Rising rents are already pushing many CrossPurpose clients further and further away, leaving some traveling hours to and from class, Ngatia said. Owning would ease some uncertainty.
“It’s huge, just to have that stability,” Ngatia said. And “there’s an emotional pull to having a place that’s home.”
Lavaka said she had been thinking about buying a home for her mother. This past Mother’s Day, she saw an Instagram ad encouraging people to make a gift of a house for their mothers. The pitch came from LGI, a Texas-based company that has positioned itself as a builder of homes across the country that people on moderate incomes can afford. Lavaka clicked on a link and filled out a form.
“I got a call within 15 minutes as I’m getting ready for church that Sunday,” she said.
She was told about an LGI development north of Denver in Lochbuie.
“I’d never heard of Lochbuie,” she said.
She had looked at houses in Denver that were beyond her budget. Leaving Denver can mean finding affordability. Lochbuie is a 35-minute drive to downtown Denver, where Lavaka works for a company that helps businesses run credit checks and apply for loans. She also still works part-time at Nordstrom, taking evening shifts after leaving her downtown office.
“My commute back at 10:30 is smooth sailing,” she said.
Lavaka researched mortgages and learned about the Colorado Housing and Finance Authority, or CHFA, which helps develop affordable housing across the state. CHFA also supports aspiring homeowners by connecting them to approved lenders. To get a loan through CHFA, borrowers must meet income limits, have good credit, be able to contribute at least $1,000 toward the purchase, and take a class covering what homeowners can expect. CHFA also offers down payment assistance.
Landlords often refuse to rent to felons. Lavaka said fellow CrossPurpose graduates were surprised to hear that her criminal past mattered neither to the home builder nor her lender.
“I’ve shared my story with them,” she said. “They were like, ‘Why would we hold it against you if you’ve come so far?”
The importance of good credit had been drummed into her by caseworkers at the halfway house, Lavaka said. And once she got past the resume building and cover letter writing, she had learned about budgeting and setting savings goals at CrossPurpose.
“It’s a whole lifestyle. You’ve got to shift it all. I went from partying every weekend to not knowing the last time I partied,” she said, saying now she savors gardening with her niece and planning meals.
“Some people tell me, ‘But you are still young.’ Yeah, I’m young.
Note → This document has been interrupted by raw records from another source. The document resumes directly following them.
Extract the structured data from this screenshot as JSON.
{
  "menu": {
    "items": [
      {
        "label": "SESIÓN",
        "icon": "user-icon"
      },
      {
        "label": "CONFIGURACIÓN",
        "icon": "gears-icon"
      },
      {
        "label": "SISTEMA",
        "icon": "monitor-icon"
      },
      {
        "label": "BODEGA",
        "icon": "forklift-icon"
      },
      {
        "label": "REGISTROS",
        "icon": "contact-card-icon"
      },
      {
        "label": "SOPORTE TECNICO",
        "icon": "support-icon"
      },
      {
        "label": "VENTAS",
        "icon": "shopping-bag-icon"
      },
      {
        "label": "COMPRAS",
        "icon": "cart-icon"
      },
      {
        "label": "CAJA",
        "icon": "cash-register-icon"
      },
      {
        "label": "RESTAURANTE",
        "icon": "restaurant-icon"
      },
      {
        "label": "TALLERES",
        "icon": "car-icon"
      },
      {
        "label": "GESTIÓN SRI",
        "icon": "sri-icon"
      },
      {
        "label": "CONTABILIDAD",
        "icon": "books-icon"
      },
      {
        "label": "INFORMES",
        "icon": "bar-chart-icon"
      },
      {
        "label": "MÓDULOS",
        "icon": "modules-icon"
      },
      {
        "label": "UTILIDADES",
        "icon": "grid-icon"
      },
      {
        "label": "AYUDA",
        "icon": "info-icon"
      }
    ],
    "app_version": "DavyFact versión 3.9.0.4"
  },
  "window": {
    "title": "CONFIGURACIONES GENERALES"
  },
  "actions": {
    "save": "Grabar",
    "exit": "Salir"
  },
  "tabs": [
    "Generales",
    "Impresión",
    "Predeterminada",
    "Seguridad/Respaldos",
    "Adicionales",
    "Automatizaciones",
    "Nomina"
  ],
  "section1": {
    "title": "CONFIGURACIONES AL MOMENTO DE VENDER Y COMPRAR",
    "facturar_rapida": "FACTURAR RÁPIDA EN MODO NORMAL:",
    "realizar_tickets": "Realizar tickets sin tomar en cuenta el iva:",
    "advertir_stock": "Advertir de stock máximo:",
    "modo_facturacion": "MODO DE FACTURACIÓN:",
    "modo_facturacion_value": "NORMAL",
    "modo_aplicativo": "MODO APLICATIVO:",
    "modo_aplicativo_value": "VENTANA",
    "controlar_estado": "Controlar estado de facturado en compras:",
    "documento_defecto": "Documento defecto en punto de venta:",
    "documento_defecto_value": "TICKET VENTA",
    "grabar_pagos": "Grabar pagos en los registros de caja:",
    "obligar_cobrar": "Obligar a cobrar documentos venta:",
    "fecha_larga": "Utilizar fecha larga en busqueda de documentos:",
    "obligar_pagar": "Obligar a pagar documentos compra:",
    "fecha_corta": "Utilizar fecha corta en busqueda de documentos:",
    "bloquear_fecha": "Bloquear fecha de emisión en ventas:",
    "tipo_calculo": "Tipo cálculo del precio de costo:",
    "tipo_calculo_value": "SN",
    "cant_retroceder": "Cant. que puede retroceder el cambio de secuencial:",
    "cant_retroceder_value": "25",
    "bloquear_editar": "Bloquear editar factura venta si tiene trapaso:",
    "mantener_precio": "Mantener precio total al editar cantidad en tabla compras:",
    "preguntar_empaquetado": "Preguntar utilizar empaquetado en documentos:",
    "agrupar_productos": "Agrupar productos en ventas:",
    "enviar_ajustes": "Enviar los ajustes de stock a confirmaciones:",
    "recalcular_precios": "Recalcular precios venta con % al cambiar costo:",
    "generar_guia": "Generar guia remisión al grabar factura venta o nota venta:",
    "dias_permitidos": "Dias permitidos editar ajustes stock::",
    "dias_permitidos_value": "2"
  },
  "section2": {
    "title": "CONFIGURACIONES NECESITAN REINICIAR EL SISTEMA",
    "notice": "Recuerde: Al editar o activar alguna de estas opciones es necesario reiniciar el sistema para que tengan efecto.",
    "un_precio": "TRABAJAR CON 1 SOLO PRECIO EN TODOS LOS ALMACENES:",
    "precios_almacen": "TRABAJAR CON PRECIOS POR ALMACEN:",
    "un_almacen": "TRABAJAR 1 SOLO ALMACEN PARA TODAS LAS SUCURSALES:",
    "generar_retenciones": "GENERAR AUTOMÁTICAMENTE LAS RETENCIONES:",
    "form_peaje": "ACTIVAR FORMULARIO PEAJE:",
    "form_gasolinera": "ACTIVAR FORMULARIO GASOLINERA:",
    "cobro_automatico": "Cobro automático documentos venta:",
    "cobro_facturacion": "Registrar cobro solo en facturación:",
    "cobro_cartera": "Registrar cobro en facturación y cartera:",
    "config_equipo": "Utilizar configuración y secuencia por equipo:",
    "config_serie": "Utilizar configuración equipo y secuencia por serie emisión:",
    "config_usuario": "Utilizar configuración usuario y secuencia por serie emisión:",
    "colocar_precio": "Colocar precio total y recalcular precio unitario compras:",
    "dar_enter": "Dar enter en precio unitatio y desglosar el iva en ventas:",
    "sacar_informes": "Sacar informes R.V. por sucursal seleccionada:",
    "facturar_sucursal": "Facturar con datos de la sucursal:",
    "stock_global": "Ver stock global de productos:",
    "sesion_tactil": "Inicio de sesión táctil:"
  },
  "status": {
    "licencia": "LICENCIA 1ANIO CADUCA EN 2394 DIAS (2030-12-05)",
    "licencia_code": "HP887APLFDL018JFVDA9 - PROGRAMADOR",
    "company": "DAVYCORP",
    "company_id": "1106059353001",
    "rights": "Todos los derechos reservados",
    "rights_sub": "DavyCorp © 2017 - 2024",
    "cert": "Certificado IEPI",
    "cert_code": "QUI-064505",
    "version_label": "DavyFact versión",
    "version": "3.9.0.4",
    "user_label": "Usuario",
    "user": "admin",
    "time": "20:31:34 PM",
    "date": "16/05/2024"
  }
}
But I’ve lived quite a life.”
She put down $3,500 on a $365,000 three-bedroom, two-and-a-half-bath on a corner lot. Her monthly mortgage payment is $2,250. She had been paying $2,100 in rent.
“I weighed it out and I was like, ‘Why haven’t I moved yesterday?'” she said.
Lavaka’s Lochbuie subdivision is surrounded by farm fields. Many of the neighboring homes are still awaiting buyers. Her front door mat still has a price tag on it. She’s saving to hire an uncle and two cousins who have a landscaping business to finish her yard, now a dirt lot.
Owning a home is a chance to build equity, Lavaka said. And it’s “your canvas,” she said.
“You can create it how you’d like, without having to ask for permission.”
Her brother, his wife and daughter were planning to move in with her once the lease on their current apartment ends in December, and her parents and three younger siblings once their lease ends in January.
The day she closed on the house in October, Lavaka brought a blanket and a pillow over and slept on the floor.
“I was so excited. I just wanted to be in what I could call mine.”
She’s slowly been buying furniture, keeping to her budget.